Bad technology causes ingrained deterioration in wellness and work performance with lasting consequences. There are ways to destress from good and bad tech while working from home.

There’s nothing more frustrating than your computer not cooperating and having no one around to help you fix it.

Technical difficulties are a sure way to bring on stress and anxiety and put the pressure on productivity.

If this sounds like your life working remotely for the last year, you’re not alone. “The extraordinary times we’re living in exacerbate the effect.

Companies and schools rapidly shifted to remote work, displacing people from their colleagues, teachers, offices, schools, and IT support,” Cile Montgomery, customer experience lead at Dell Technologies, told Healthline.

“We are more reliant than ever on our computers to engage with the outside world. Bad technology only isolates us further, adding to an already stressful situation.”

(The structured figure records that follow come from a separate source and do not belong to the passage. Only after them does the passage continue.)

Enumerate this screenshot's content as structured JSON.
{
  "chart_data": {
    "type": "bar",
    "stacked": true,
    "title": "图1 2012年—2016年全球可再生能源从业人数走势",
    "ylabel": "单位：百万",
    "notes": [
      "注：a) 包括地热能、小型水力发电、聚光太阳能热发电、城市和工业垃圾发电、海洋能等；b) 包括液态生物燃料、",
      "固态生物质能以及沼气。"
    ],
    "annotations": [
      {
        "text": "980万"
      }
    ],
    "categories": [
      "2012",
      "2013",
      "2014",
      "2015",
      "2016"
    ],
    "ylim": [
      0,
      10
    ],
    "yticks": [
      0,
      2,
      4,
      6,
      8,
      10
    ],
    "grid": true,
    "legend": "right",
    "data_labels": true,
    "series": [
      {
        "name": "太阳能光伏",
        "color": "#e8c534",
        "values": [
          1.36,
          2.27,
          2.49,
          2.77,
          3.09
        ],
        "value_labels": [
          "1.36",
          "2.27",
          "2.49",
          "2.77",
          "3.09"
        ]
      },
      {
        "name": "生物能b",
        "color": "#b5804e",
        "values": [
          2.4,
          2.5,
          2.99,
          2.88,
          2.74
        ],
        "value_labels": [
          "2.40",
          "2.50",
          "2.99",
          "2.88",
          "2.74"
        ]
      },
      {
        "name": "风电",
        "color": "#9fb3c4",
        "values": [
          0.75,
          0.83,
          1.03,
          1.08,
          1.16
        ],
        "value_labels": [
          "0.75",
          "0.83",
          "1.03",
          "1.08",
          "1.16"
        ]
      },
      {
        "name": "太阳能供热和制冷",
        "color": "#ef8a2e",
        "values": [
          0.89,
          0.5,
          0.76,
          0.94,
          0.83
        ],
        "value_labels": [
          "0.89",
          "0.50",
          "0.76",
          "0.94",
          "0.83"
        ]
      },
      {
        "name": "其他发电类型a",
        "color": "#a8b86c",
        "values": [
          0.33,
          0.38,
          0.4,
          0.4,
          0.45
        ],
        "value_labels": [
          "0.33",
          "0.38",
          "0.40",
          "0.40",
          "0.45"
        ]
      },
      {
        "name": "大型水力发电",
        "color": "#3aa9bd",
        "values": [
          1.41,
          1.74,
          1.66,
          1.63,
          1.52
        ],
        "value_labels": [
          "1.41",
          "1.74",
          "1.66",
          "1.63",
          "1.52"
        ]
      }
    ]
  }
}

To uncover the emotional toll of computer problems, Dell Technologies and neuroscience company EMOTIV conducted a study that analyzed people’s brain waves.

The research found that at the onset of computer problems, the stress levels of participants spiked significantly.

In fact, researchers reported that the anxiety level was comparable to asking someone to sing in public or being forced to hold their hand in an ice bucket while doing mental arithmetic.

Moreover, it took participants three times longer to relax and recover from the stress peaks.

Additionally, the study found ingrained deterioration in wellness and work performance with lasting consequences if the stress levels weren’t addressed.

“Many of us have the expectation that technology is going to work, so when something out of the ordinary happens that interrupts our relationship with technology, it’s not surprising to see a negative, emotional impact,” said Montgomery.

“This is exacerbated when someone is under a deadline, or when bad tech causes them to lose the time and effort they’ve put in.”